What DPDPA 2023 means for Indian businesses using a CRM
India's Digital Personal Data Protection Act 2023 passed in August and covers all businesses processing personal data of Indian residents, regardless of company size. If you store a contact's name, mobile number, or email address in a CRM, DPDPA applies to your business. There is no SMB exemption.
Key principles that directly affect CRM use: (1) Lawful purpose — you must have a valid reason (consent or legitimate interest) to store a contact in your CRM. (2) Data minimisation — only collect fields you actually need for your stated purpose. (3) Purpose limitation — if a lead gave you their number for a product inquiry, you cannot use it for an unrelated marketing campaign without fresh consent. (4) Storage limitation — don't keep leads forever if they haven't engaged in years. (5) Accountability — you must be able to demonstrate compliance if audited.

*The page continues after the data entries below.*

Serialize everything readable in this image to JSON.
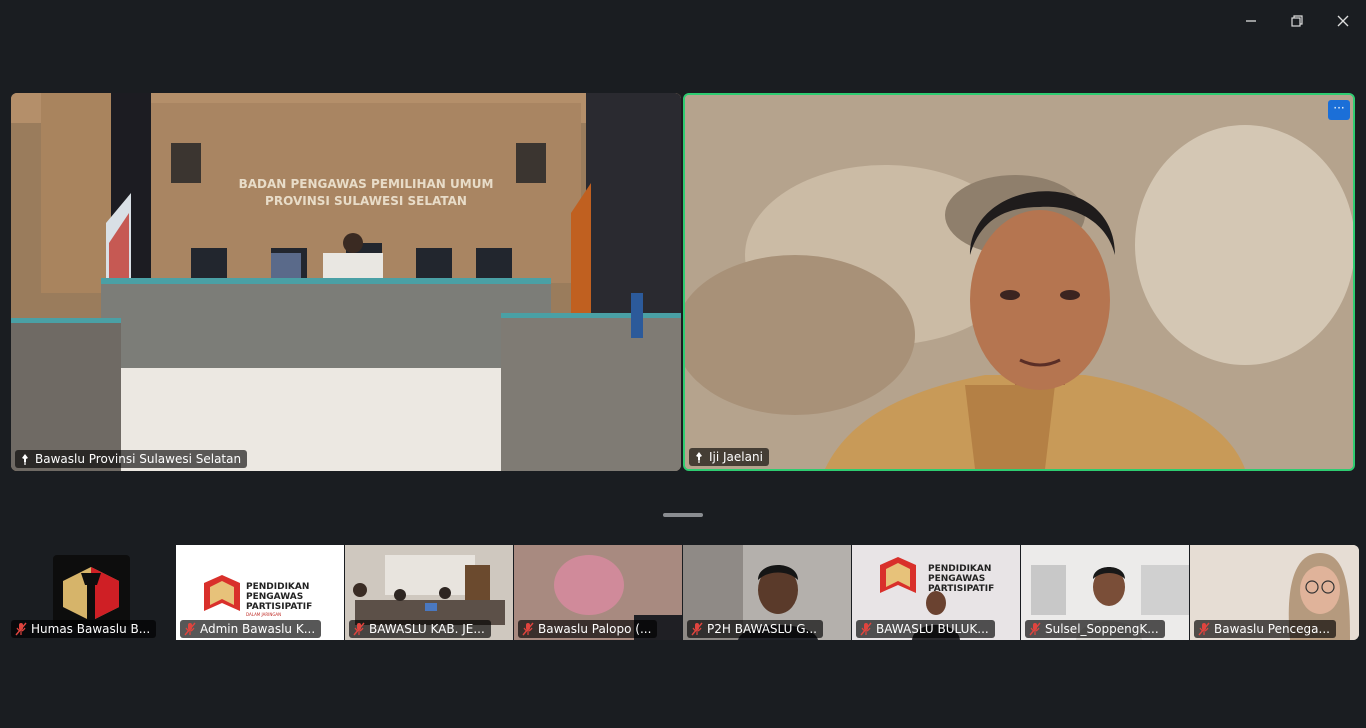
{
  "window_controls": {
    "minimize": "minimize",
    "restore": "restore",
    "close": "close"
  },
  "main_participants": [
    {
      "name": "Bawaslu Provinsi Sulawesi Selatan",
      "wall_text_1": "BADAN PENGAWAS PEMILIHAN UMUM",
      "wall_text_2": "PROVINSI SULAWESI SELATAN"
    },
    {
      "name": "Iji Jaelani",
      "more_label": "···"
    }
  ],
  "strip_participants": [
    {
      "name": "Humas Bawaslu B..."
    },
    {
      "name": "Admin Bawaslu K...",
      "logo_line1": "PENDIDIKAN",
      "logo_line2": "PENGAWAS",
      "logo_line3": "PARTISIPATIF",
      "logo_line4": "DALAM JARINGAN"
    },
    {
      "name": "BAWASLU KAB. JE..."
    },
    {
      "name": "Bawaslu Palopo (..."
    },
    {
      "name": "P2H BAWASLU G..."
    },
    {
      "name": "BAWASLU BULUK...",
      "logo_line1": "PENDIDIKAN",
      "logo_line2": "PENGAWAS",
      "logo_line3": "PARTISIPATIF"
    },
    {
      "name": "Sulsel_SoppengK..."
    },
    {
      "name": "Bawaslu Pencega..."
    }
  ],
  "colors": {
    "active_speaker_border": "#2ecc71",
    "background": "#1a1d21",
    "muted_icon": "#e0443e"
  }
}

This is not theoretical — the Data Protection Board started accepting complaints after the Act came into force. Review your privacy policy to ensure it discloses your CRM use and data retention practices.
The practical consequence for Indian sales teams: the days of building a CRM database from scraped contacts, purchased lists, or business card dumps without consent are over. DPDPA requires documented consent at the point of data collection — and a CRM that cannot store and demonstrate that consent is a liability, not an asset.